Al-Najdi, who lives in Qatar, denies accusations that he was working for Al Jazeera when he arrived in Cairo on vacation, according to CPJ. He is now held in Cairo’s Giza Central Prison, and his pretrial detention has been unlawfully extended every 45 days.
Najdi’s family also told CPJ that he shares his cell with at least 20 others and is denied access to fresh air, a mattress, and medical care for his diabetes, which requires injections he has not received.
The extension of pretrial detention in both al-Najdi’s and Ghoneim’s cases is a commonplace practice.
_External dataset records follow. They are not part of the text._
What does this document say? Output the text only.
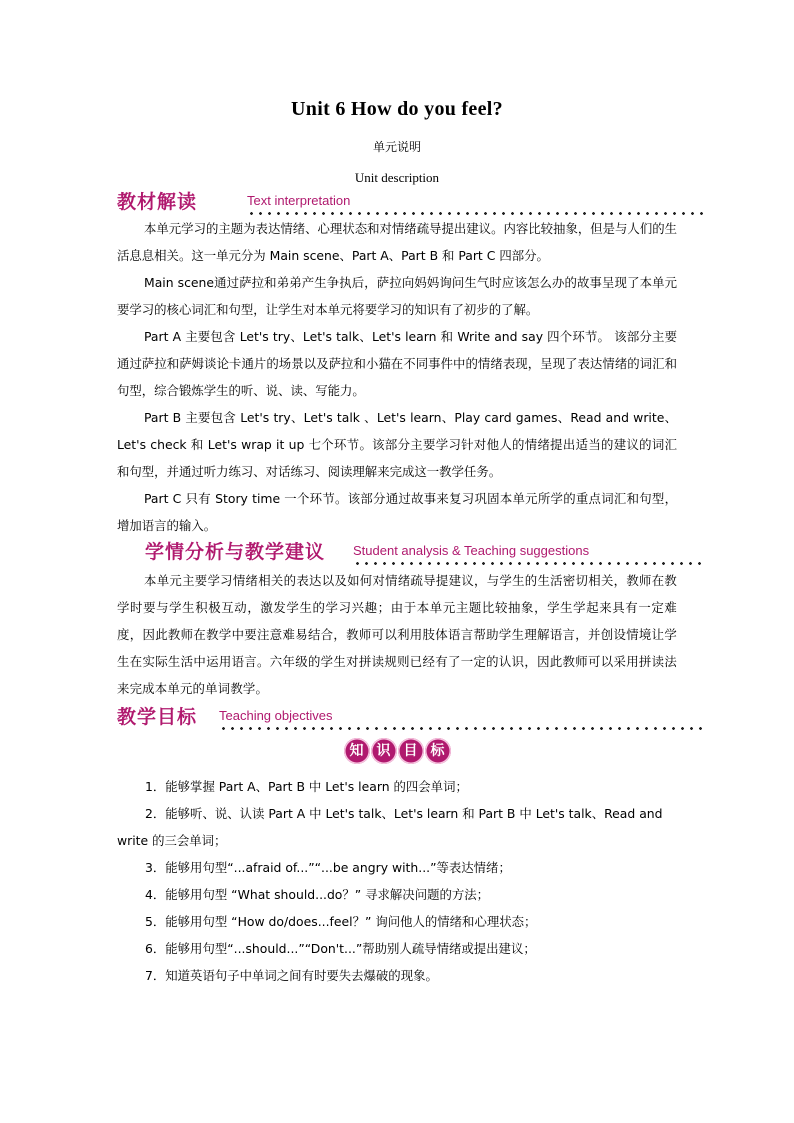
Unit 6 How do you feel?
单元说明
Unit description
教材解读	Text interpretation

本单元学习的主题为表达情绪、心理状态和对情绪疏导提出建议。内容比较抽象，但是与人们的生活息息相关。这一单元分为 Main scene、Part A、Part B 和 Part C 四部分。

Main scene通过萨拉和弟弟产生争执后，萨拉向妈妈询问生气时应该怎么办的故事呈现了本单元要学习的核心词汇和句型，让学生对本单元将要学习的知识有了初步的了解。

Part A 主要包含 Let's try、Let's talk、Let's learn 和 Write and say 四个环节。 该部分主要通过萨拉和萨姆谈论卡通片的场景以及萨拉和小猫在不同事件中的情绪表现，呈现了表达情绪的词汇和句型，综合锻炼学生的听、说、读、写能力。

Part B 主要包含 Let's try、Let's talk 、Let's learn、Play card games、Read and write、Let's check 和 Let's wrap it up 七个环节。该部分主要学习针对他人的情绪提出适当的建议的词汇和句型，并通过听力练习、对话练习、阅读理解来完成这一教学任务。

Part C 只有 Story time 一个环节。该部分通过故事来复习巩固本单元所学的重点词汇和句型，增加语言的输入。

学情分析与教学建议 Student analysis & Teaching suggestions

本单元主要学习情绪相关的表达以及如何对情绪疏导提建议，与学生的生活密切相关，教师在教学时要与学生积极互动，激发学生的学习兴趣；由于本单元主题比较抽象，学生学起来具有一定难度，因此教师在教学中要注意难易结合，教师可以利用肢体语言帮助学生理解语言，并创设情境让学生在实际生活中运用语言。六年级的学生对拼读规则已经有了一定的认识，因此教师可以采用拼读法来完成本单元的单词教学。

教学目标 Teaching objectives
知 识 目 标

1．能够掌握 Part A、Part B 中 Let's learn 的四会单词；

2．能够听、说、认读 Part A 中 Let's talk、Let's learn 和 Part B 中 Let's talk、Read and write 的三会单词；

3．能够用句型“...afraid of...”“...be angry with...”等表达情绪；

4．能够用句型 “What should...do？” 寻求解决问题的方法；

5．能够用句型 “How do/does...feel？” 询问他人的情绪和心理状态；

6．能够用句型“...should...”“Don't...”帮助别人疏导情绪或提出建议；

7．知道英语句子中单词之间有时要失去爆破的现象。
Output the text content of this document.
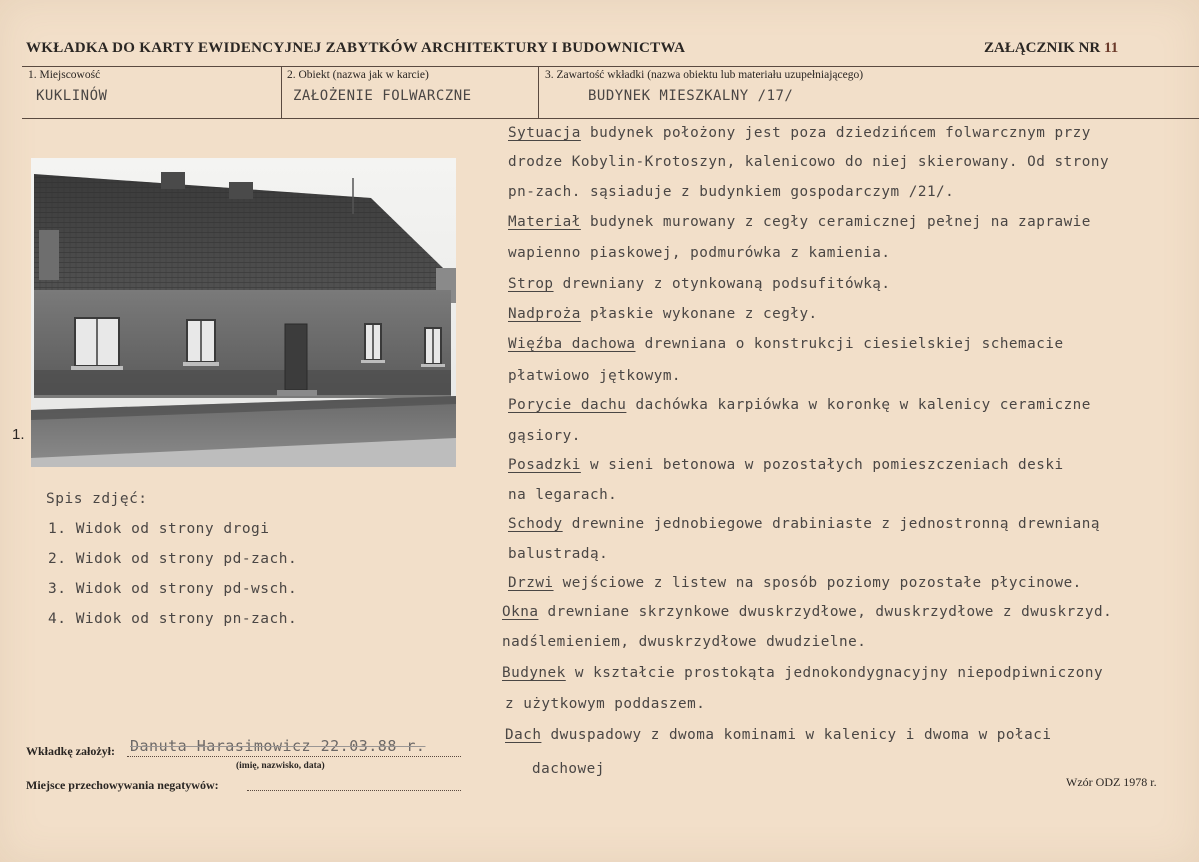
WKŁADKA DO KARTY EWIDENCYJNEJ ZABYTKÓW ARCHITEKTURY I BUDOWNICTWA	ZAŁĄCZNIK NR 11
1. Miejscowość	2. Obiekt (nazwa jak w karcie)	3. Zawartość wkładki (nazwa obiektu lub materiału uzupełniającego)
KUKLINÓW	ZAŁOŻENIE FOLWARCZNE	BUDYNEK MIESZKALNY /17/
1.
Spis zdjęć:
1. Widok od strony drogi
2. Widok od strony pd-zach.
3. Widok od strony pd-wsch.
4. Widok od strony pn-zach.
Sytuacja budynek położony jest poza dziedzińcem folwarcznym przy
drodze Kobylin-Krotoszyn, kalenicowo do niej skierowany. Od strony
pn-zach. sąsiaduje z budynkiem gospodarczym /21/.
Materiał budynek murowany z cegły ceramicznej pełnej na zaprawie
wapienno piaskowej, podmurówka z kamienia.
Strop drewniany z otynkowaną podsufitówką.
Nadproża płaskie wykonane z cegły.
Więźba dachowa drewniana o konstrukcji ciesielskiej schemacie
płatwiowo jętkowym.
Porycie dachu dachówka karpiówka w koronkę w kalenicy ceramiczne
gąsiory.
Posadzki w sieni betonowa w pozostałych pomieszczeniach deski
na legarach.
Schody drewnine jednobiegowe drabiniaste z jednostronną drewnianą
balustradą.
Drzwi wejściowe z listew na sposób poziomy pozostałe płycinowe.
Okna drewniane skrzynkowe dwuskrzydłowe, dwuskrzydłowe z dwuskrzyd.
nadślemieniem, dwuskrzydłowe dwudzielne.
Budynek w kształcie prostokąta jednokondygnacyjny niepodpiwniczony
z użytkowym poddaszem.
Dach dwuspadowy z dwoma kominami w kalenicy i dwoma w połaci
dachowej
Wkładkę założył: Danuta Harasimowicz 22.03.88 r.
(imię, nazwisko, data)
Miejsce przechowywania negatywów:	Wzór ODZ 1978 r.
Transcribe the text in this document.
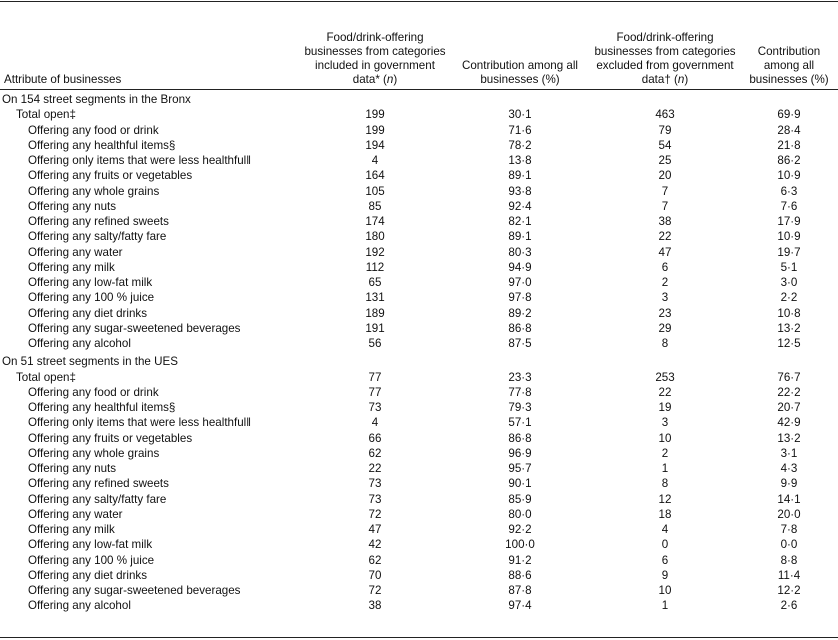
Attribute of businesses	Food/drink-offering businesses from categories included in government data* (n)	Contribution among all businesses (%)	Food/drink-offering businesses from categories excluded from government data† (n)	Contribution among all businesses (%)
On 154 street segments in the Bronx				
Total open‡	199	30·1	463	69·9
Offering any food or drink	199	71·6	79	28·4
Offering any healthful items§	194	78·2	54	21·8
Offering only items that were less healthful‖	4	13·8	25	86·2
Offering any fruits or vegetables	164	89·1	20	10·9
Offering any whole grains	105	93·8	7	6·3
Offering any nuts	85	92·4	7	7·6
Offering any refined sweets	174	82·1	38	17·9
Offering any salty/fatty fare	180	89·1	22	10·9
Offering any water	192	80·3	47	19·7
Offering any milk	112	94·9	6	5·1
Offering any low-fat milk	65	97·0	2	3·0
Offering any 100 % juice	131	97·8	3	2·2
Offering any diet drinks	189	89·2	23	10·8
Offering any sugar-sweetened beverages	191	86·8	29	13·2
Offering any alcohol	56	87·5	8	12·5
On 51 street segments in the UES				
Total open‡	77	23·3	253	76·7
Offering any food or drink	77	77·8	22	22·2
Offering any healthful items§	73	79·3	19	20·7
Offering only items that were less healthful‖	4	57·1	3	42·9
Offering any fruits or vegetables	66	86·8	10	13·2
Offering any whole grains	62	96·9	2	3·1
Offering any nuts	22	95·7	1	4·3
Offering any refined sweets	73	90·1	8	9·9
Offering any salty/fatty fare	73	85·9	12	14·1
Offering any water	72	80·0	18	20·0
Offering any milk	47	92·2	4	7·8
Offering any low-fat milk	42	100·0	0	0·0
Offering any 100 % juice	62	91·2	6	8·8
Offering any diet drinks	70	88·6	9	11·4
Offering any sugar-sweetened beverages	72	87·8	10	12·2
Offering any alcohol	38	97·4	1	2·6
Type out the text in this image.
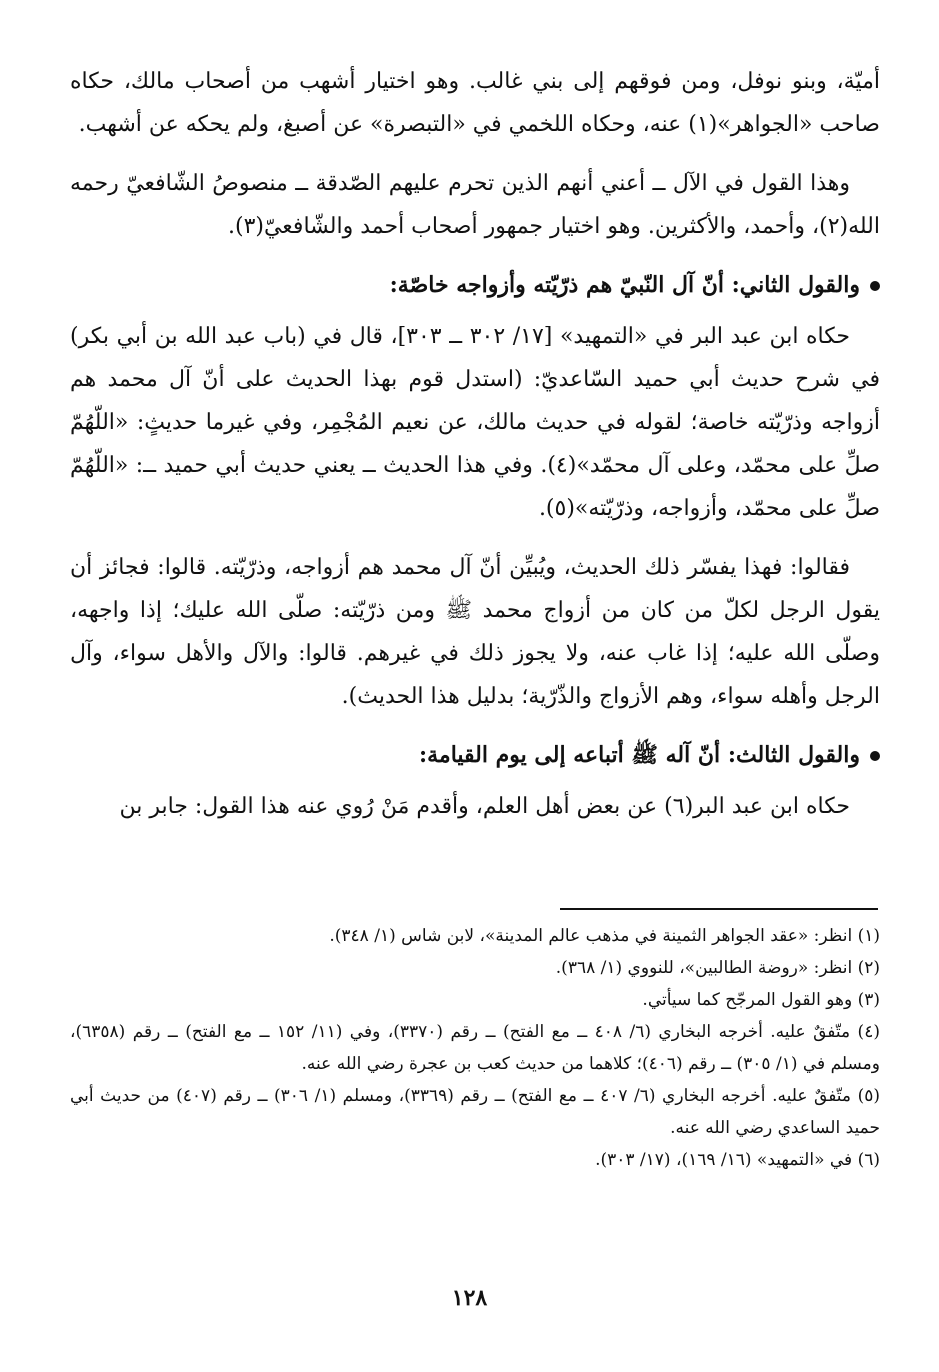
أميّة، وبنو نوفل، ومن فوقهم إلى بني غالب. وهو اختيار أشهب من أصحاب مالك، حكاه صاحب «الجواهر»(١) عنه، وحكاه اللخمي في «التبصرة» عن أصبغ، ولم يحكه عن أشهب.

وهذا القول في الآل ــ أعني أنهم الذين تحرم عليهم الصّدقة ــ منصوصُ الشّافعيّ رحمه الله(٢)، وأحمد، والأكثرين. وهو اختيار جمهور أصحاب أحمد والشّافعيّ(٣).

والقول الثاني: أنّ آل النّبيّ هم ذرّيّته وأزواجه خاصّة:

حكاه ابن عبد البر في «التمهيد» [١٧/ ٣٠٢ ــ ٣٠٣]، قال في (باب عبد الله بن أبي بكر) في شرح حديث أبي حميد السّاعديّ: (استدل قوم بهذا الحديث على أنّ آل محمد هم أزواجه وذرّيّته خاصة؛ لقوله في حديث مالك، عن نعيم المُجْمِر، وفي غيرما حديثٍ: «اللّهُمّ صلِّ على محمّد، وعلى آل محمّد»(٤). وفي هذا الحديث ــ يعني حديث أبي حميد ــ: «اللّهُمّ صلِّ على محمّد، وأزواجه، وذرّيّته»(٥).

فقالوا: فهذا يفسّر ذلك الحديث، ويُبيِّن أنّ آل محمد هم أزواجه، وذرّيّته. قالوا: فجائز أن يقول الرجل لكلّ من كان من أزواج محمد ﷺ ومن ذرّيّته: صلّى الله عليك؛ إذا واجهه، وصلّى الله عليه؛ إذا غاب عنه، ولا يجوز ذلك في غيرهم. قالوا: والآل والأهل سواء، وآل الرجل وأهله سواء، وهم الأزواج والذّرّية؛ بدليل هذا الحديث).

والقول الثالث: أنّ آله ﷺ أتباعه إلى يوم القيامة:

حكاه ابن عبد البر(٦) عن بعض أهل العلم، وأقدم مَنْ رُوي عنه هذا القول: جابر بن

(١) انظر: «عقد الجواهر الثمينة في مذهب عالم المدينة»، لابن شاس (١/ ٣٤٨).

(٢) انظر: «روضة الطالبين»، للنووي (١/ ٣٦٨).

(٣) وهو القول المرجّح كما سيأتي.

(٤) متّفقٌ عليه. أخرجه البخاري (٦/ ٤٠٨ ــ مع الفتح) ــ رقم (٣٣٧٠)، وفي (١١/ ١٥٢ ــ مع الفتح) ــ رقم (٦٣٥٨)، ومسلم في (١/ ٣٠٥) ــ رقم (٤٠٦)؛ كلاهما من حديث كعب بن عجرة رضي الله عنه.

(٥) متّفقٌ عليه. أخرجه البخاري (٦/ ٤٠٧ ــ مع الفتح) ــ رقم (٣٣٦٩)، ومسلم (١/ ٣٠٦) ــ رقم (٤٠٧) من حديث أبي حميد الساعدي رضي الله عنه.

(٦) في «التمهيد» (١٦/ ١٦٩)، (١٧/ ٣٠٣).

١٢٨
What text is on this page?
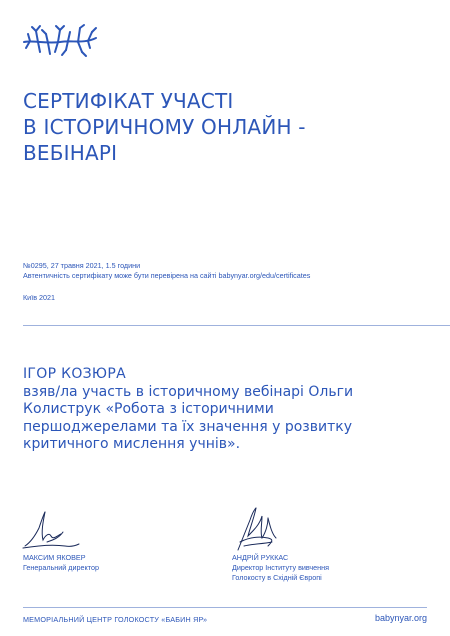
СЕРТИФІКАТ УЧАСТІ
В ІСТОРИЧНОМУ ОНЛАЙН -
ВЕБІНАРІ
№0295, 27 травня 2021, 1.5 години
Автентичність сертифікату може бути перевірена на сайті babynyar.org/edu/certificates
Київ 2021
ІГОР КОЗЮРА
взяв/ла участь в історичному вебінарі Ольги
Колиструк «Робота з історичними
першоджерелами та їх значення у розвитку
критичного мислення учнів».
МАКСИМ ЯКОВЕР
Генеральний директор
АНДРІЙ РУККАС
Директор Інституту вивчення
Голокосту в Східній Європі
МЕМОРІАЛЬНИЙ ЦЕНТР ГОЛОКОСТУ «БАБИН ЯР»	babynyar.org
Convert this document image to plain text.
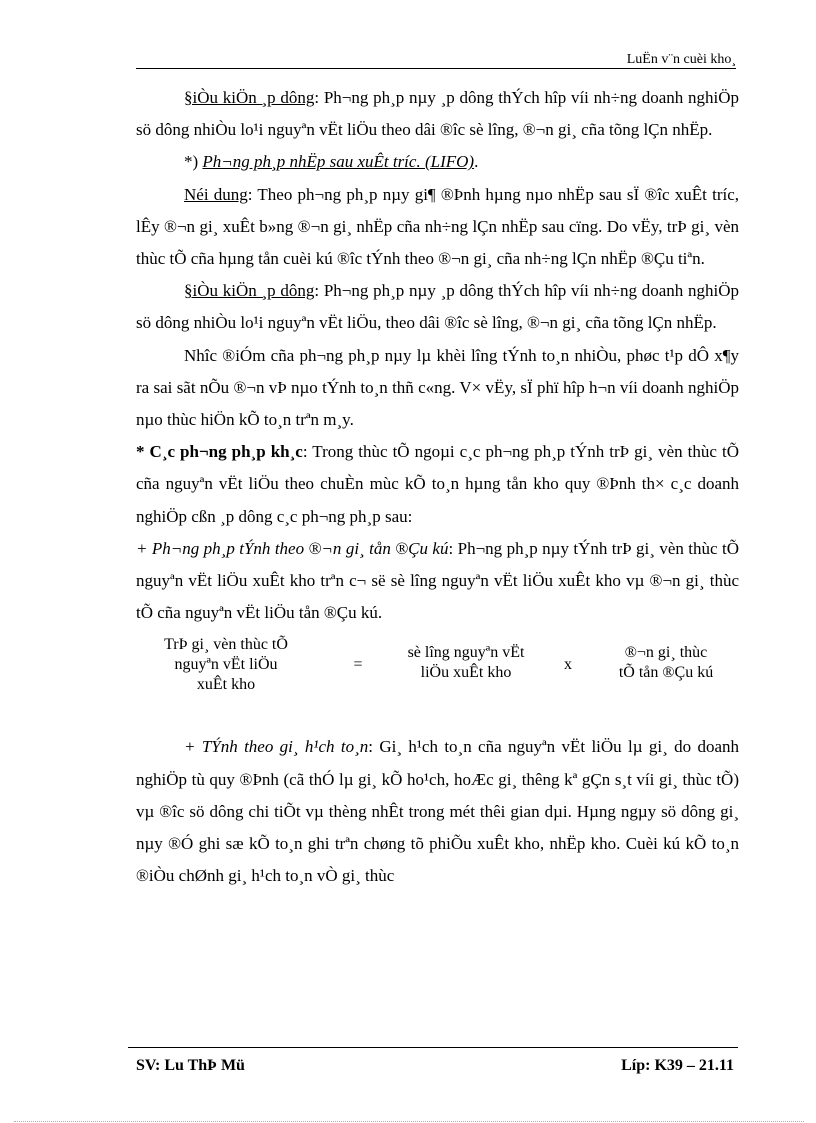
LuËn v¨n cuèi kho¸

§iÒu kiÖn ¸p dông: Ph¬ng ph¸p nµy ¸p dông thÝch hîp víi nh÷ng doanh nghiÖp sö dông nhiÒu lo¹i nguyªn vËt liÖu theo dâi ®îc sè lîng, ®¬n gi¸ cña tõng lÇn nhËp.

*) Ph¬ng ph¸p nhËp sau xuÊt tríc. (LIFO).

Néi dung: Theo ph¬ng ph¸p nµy gi¶ ®Þnh hµng nµo nhËp sau sÏ ®îc xuÊt tríc, lÊy ®¬n gi¸ xuÊt b»ng ®¬n gi¸ nhËp cña nh÷ng lÇn nhËp sau cïng. Do vËy, trÞ gi¸ vèn thùc tÕ cña hµng tån cuèi kú ®îc tÝnh theo ®¬n gi¸ cña nh÷ng lÇn nhËp ®Çu tiªn.

§iÒu kiÖn ¸p dông: Ph¬ng ph¸p nµy ¸p dông thÝch hîp víi nh÷ng doanh nghiÖp sö dông nhiÒu lo¹i nguyªn vËt liÖu, theo dâi ®îc sè lîng, ®¬n gi¸ cña tõng lÇn nhËp.

Nhîc ®iÓm cña ph¬ng ph¸p nµy lµ khèi lîng tÝnh to¸n nhiÒu, phøc t¹p dÔ x¶y ra sai sãt nÕu ®¬n vÞ nµo tÝnh to¸n thñ c«ng. V× vËy, sÏ phï hîp h¬n víi doanh nghiÖp nµo thùc hiÖn kÕ to¸n trªn m¸y.

* C¸c ph¬ng ph¸p kh¸c: Trong thùc tÕ ngoµi c¸c ph¬ng ph¸p tÝnh trÞ gi¸ vèn thùc tÕ cña nguyªn vËt liÖu theo chuÈn mùc kÕ to¸n hµng tån kho quy ®Þnh th× c¸c doanh nghiÖp cßn ¸p dông c¸c ph¬ng ph¸p sau:

+ Ph¬ng ph¸p tÝnh theo ®¬n gi¸ tån ®Çu kú: Ph¬ng ph¸p nµy tÝnh trÞ gi¸ vèn thùc tÕ nguyªn vËt liÖu xuÊt kho trªn c¬ së sè lîng nguyªn vËt liÖu xuÊt kho vµ ®¬n gi¸ thùc tÕ cña nguyªn vËt liÖu tån ®Çu kú.

TrÞ gi¸ vèn thùc tÕ
nguyªn vËt liÖu
xuÊt kho
=
sè lîng nguyªn vËt
liÖu xuÊt kho	x
®¬n gi¸ thùc
tÕ tån ®Çu kú

+ TÝnh theo gi¸ h¹ch to¸n: Gi¸ h¹ch to¸n cña nguyªn vËt liÖu lµ gi¸ do doanh nghiÖp tù quy ®Þnh (cã thÓ lµ gi¸ kÕ ho¹ch, hoÆc gi¸ thêng kª gÇn s¸t víi gi¸ thùc tÕ) vµ ®îc sö dông chi tiÕt vµ thèng nhÊt trong mét thêi gian dµi. Hµng ngµy sö dông gi¸ nµy ®Ó ghi sæ kÕ to¸n ghi trªn chøng tõ phiÕu xuÊt kho, nhËp kho. Cuèi kú kÕ to¸n ®iÒu chØnh gi¸ h¹ch to¸n vÒ gi¸ thùc

SV: Lu ThÞ Mü	Líp: K39 – 21.11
The maximum pretrial detention length, according to Egyptian law, is two years, but the government continually finds ways to renew the process, said Hussein Baoumi, an Amnesty International Egypt and Libya researcher.
“If the regime says this person is dangerous, then they tend to find a way to keep the person in prison,” said Nathan Brown, author and expert on Middle Eastern politics at George Washington University, in a CNS interview. “If you’re caught shoplifting, the system works fine. If it’s a political offense, this system does not have guarantees.”
Yousuf Abdelfatah, project coordinator and case expert at The Freedom Initiative, an organization that advocates for the freedom of prisoners wrongfully detained across the Middle East and North Africa, notes that authorities also often engage in a process known as a “rotation,” where detainees are given new cases on the same accusation, artificially resetting the detention-period clock.
Prison cells in Egypt held some 60,000 political prisoners as of July 2021, Al Jazeera reported. The conditions of these prisons fall well below international standards, according to Abdelfatah of The Freedom Initiative.
Detainees are subject to overcrowding, physical and mental abuse and solitary confinement, along with denial of medical care and visitation rights, said Abdelfatah.
Muhammad Kamal, research assistant for Democracy for the Arab World Now (DAWN), understands these conditions firsthand. A former Egyptian detainee and political activist, he escaped in 2014 to Sudan and then Istanbul.
“Prisons are tombs of alive people where detainees are deprived of any means of life and are provided with all means of killing and death,” he told CNS via email. “There are crowded cells, solitary confinement, deprivation from visitations for years, medical neglect, and no heavy clothes in winter.”
With growing international pressure to improve rights, Sisi announced in 2021 that Egypt would implement a National Strategy for Human Rights, which includes improving prison conditions. But, Baoumi said, there have been no signs of progress, despite increased propaganda surrounding the project.
“The Egyptian government has done absolutely nothing to improve the situation in prisons, and yet it has done everything to give the impression that they are improving the situation in prisons,” he said.
Baoumi said Egyptian authorities also typically threaten journalists and activists even after their release.
Post-release typically includes a limit on travel and required permission from authorities before going overseas or even out of one’s city, he said. The government also places journalists and activists’ names on terrorists lists, preventing former professionals from returning to work, Baoumi said.
Such is the case for Osama Gaweesh, editor-in-chief of EgyptWatch, an independent advocacy and research platform.
“I was an activist in Egypt before 2013, and at that time I wasn’t a journalist,” he told CNS. “Yet the regime destroyed my house, my clinic as a dentist…. They destroyed everything and wanted to arrest and kill me. So I fled the country to Turkey.”
Gaweesh eventually sought asylum in Britain, where he now resides. He has been unable to see his wife and two children in Egypt, though, because their passports are expired and because of fear of government retribution against his family.